Mr. Eaton noted that although the book is all about remembrance, it will raise funds through a general telephone appeal to the general public and businesses. “The book publisher is currently conducting the telephone appeal on our behalf to private citizens and the business community throughout the province,” he said. “Funds raised through the program will assist and support many Legion activities and held to assist branches to remain a viable partner in their communities.”
Mr. Eaton said the Legion was inviting people to submit stories and a photo of veterans who have touched their lives through their local Legion branch. “We cannot expect those who have served or are still serving to write their own stories for publication,” said Mr. Eaton. “So we are asking members of the Legion and the general public to accept the responsibility and fulfill our mandate to do this on their behalf.”
The first volume of the book only contains a few hundred of the thousands who have and are serving, noted Mr. Eaton. “There are a lot more stories that have been submitted than there was room for in this first volume,” he said. Those included were selected by draw, with the unfortunate result that some Legions had several veterans included, while others were shut out, but he said not to give up on the project. “This will continue until all of the stories have been told,” he said.

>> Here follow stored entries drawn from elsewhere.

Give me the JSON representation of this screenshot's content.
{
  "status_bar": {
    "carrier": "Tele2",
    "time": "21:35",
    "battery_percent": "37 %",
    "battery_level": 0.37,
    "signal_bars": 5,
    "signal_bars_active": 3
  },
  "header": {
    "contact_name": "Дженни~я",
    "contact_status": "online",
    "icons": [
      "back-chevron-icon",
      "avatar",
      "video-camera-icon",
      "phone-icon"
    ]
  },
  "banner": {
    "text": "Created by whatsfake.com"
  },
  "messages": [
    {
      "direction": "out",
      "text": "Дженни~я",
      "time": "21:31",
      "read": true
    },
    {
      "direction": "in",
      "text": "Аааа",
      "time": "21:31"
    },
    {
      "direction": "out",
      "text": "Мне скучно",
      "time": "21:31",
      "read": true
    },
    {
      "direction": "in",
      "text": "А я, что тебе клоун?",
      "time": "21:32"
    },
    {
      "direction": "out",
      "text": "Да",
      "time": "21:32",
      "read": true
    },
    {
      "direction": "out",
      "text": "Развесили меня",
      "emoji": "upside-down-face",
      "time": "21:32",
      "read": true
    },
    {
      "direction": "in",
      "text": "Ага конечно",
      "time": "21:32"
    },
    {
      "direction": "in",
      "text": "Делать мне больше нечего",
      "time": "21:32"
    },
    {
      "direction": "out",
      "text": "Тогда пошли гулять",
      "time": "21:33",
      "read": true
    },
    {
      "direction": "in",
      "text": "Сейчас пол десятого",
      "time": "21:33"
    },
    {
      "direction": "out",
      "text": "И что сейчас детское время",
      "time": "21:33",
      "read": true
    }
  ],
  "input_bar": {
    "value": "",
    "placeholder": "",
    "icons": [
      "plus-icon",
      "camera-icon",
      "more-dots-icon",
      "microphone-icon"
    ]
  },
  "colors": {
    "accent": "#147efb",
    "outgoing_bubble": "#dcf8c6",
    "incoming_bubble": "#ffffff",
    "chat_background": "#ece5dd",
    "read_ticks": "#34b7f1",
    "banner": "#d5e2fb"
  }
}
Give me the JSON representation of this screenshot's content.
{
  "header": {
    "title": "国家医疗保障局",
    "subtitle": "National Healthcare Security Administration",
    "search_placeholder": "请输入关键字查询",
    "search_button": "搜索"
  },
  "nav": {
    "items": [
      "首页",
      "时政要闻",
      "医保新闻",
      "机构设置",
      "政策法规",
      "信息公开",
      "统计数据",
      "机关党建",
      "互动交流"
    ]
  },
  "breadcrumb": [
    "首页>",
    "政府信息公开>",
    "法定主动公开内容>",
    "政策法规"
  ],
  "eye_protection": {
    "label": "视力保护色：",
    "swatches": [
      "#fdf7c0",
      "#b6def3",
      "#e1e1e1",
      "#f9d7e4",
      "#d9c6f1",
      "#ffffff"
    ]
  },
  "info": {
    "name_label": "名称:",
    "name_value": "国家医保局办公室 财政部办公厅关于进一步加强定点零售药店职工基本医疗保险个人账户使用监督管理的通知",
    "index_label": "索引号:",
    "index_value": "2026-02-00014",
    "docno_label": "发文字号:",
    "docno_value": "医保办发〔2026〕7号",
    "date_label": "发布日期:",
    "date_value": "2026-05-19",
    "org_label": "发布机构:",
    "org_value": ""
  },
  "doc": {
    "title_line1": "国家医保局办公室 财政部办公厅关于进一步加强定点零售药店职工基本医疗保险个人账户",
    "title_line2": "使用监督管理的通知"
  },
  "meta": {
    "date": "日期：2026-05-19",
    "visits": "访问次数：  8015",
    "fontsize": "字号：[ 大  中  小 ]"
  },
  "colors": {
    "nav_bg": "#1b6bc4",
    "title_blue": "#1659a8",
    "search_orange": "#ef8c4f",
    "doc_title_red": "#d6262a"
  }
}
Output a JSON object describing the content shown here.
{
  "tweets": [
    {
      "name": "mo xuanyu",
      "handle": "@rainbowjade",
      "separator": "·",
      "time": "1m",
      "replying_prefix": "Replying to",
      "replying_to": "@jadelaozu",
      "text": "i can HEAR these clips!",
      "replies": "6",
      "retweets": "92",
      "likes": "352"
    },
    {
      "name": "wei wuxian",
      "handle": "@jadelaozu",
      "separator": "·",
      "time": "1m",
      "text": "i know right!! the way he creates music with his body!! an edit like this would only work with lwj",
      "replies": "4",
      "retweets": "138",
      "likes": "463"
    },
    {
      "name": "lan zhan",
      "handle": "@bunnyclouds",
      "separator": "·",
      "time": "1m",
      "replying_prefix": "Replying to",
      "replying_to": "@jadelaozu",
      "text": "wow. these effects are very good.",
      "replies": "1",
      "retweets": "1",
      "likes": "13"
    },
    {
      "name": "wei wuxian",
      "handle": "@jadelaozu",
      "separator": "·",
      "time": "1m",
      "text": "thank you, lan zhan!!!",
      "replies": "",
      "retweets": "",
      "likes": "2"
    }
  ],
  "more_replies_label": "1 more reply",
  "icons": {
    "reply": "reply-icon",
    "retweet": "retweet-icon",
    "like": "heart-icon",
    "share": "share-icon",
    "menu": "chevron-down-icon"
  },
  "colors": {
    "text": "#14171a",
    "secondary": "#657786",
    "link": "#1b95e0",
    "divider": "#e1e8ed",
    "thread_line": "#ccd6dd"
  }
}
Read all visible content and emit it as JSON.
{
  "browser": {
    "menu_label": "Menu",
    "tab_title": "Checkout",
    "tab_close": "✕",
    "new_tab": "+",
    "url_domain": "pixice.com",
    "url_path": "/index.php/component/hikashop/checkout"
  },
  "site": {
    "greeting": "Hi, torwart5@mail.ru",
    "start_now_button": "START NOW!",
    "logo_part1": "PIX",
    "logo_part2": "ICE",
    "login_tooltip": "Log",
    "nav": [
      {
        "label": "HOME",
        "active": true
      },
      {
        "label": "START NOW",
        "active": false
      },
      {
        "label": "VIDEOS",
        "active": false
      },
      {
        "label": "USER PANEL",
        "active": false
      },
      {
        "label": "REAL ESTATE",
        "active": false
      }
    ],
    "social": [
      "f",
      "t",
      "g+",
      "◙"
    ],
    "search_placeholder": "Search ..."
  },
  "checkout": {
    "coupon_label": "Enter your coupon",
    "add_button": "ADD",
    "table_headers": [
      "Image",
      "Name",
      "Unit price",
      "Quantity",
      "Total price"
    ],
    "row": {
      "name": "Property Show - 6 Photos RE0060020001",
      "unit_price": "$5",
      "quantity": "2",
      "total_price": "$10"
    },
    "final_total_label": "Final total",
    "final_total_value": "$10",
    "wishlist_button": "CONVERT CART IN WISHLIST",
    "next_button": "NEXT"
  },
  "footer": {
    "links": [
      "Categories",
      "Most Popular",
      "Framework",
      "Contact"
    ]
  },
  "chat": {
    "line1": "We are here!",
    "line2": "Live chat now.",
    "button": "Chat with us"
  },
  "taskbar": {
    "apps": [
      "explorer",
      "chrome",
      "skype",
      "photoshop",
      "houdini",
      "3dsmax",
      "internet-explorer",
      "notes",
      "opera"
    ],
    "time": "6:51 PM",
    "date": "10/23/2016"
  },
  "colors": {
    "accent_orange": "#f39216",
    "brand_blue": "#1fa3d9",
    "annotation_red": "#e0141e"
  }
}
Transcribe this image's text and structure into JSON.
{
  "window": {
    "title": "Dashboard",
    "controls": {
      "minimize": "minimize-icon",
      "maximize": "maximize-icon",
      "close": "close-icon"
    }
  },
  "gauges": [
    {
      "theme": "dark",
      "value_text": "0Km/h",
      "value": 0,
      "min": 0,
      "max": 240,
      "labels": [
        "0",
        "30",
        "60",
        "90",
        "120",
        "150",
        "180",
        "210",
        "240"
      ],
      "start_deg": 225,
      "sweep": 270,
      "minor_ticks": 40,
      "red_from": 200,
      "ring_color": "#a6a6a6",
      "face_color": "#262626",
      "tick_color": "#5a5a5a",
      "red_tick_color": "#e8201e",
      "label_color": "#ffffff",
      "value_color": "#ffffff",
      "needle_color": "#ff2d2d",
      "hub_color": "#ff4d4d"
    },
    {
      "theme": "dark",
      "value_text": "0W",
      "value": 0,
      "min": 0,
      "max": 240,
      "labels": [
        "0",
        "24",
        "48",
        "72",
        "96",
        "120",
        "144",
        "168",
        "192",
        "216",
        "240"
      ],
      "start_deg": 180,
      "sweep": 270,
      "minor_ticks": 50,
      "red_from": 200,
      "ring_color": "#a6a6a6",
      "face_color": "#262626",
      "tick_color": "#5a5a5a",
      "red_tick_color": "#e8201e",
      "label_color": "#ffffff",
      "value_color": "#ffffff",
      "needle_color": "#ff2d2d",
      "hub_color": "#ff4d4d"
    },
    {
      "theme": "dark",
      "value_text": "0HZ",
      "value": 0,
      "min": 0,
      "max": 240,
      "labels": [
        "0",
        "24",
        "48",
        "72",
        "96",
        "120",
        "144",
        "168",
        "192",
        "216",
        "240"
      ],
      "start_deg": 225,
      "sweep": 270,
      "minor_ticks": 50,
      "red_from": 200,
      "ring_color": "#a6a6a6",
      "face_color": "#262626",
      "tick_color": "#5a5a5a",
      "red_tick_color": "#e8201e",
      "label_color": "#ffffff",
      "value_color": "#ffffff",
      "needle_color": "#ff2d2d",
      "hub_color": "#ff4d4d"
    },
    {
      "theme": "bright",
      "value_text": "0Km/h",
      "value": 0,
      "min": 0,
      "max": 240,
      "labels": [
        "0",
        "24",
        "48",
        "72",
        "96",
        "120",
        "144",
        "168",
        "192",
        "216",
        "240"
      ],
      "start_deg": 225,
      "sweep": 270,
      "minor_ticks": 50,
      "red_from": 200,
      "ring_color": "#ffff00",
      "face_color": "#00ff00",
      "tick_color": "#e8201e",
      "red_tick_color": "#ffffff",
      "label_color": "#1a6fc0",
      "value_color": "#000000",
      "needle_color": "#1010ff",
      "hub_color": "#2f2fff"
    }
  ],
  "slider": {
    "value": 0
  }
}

“Our second volume will be published and circulated to all branches this coming September,” assured Provincial Public Relations Chair Carolyn McCaul. “It will also be available on our provincial website (www.legion.ca) shortly after. Our first year we had 1,845 submissions processed and in our second year we have processed approximately 500.”
Ms. McCaul noted that the telephone fundraising appeal is being conducted by Fenerty Marketing on behalf of the Legion. “If there are any concerns, especially veterans and senior citizens, regarding telephone scams, please have them contact their Legion branch and we will resolve the issue.” Since the phone calls are all recorded, the Legion will be quickly able to determine if they are legitimate or not, assured Ms. McCaul. “We ask that every Legion educate their staff that answers the phone about this program.”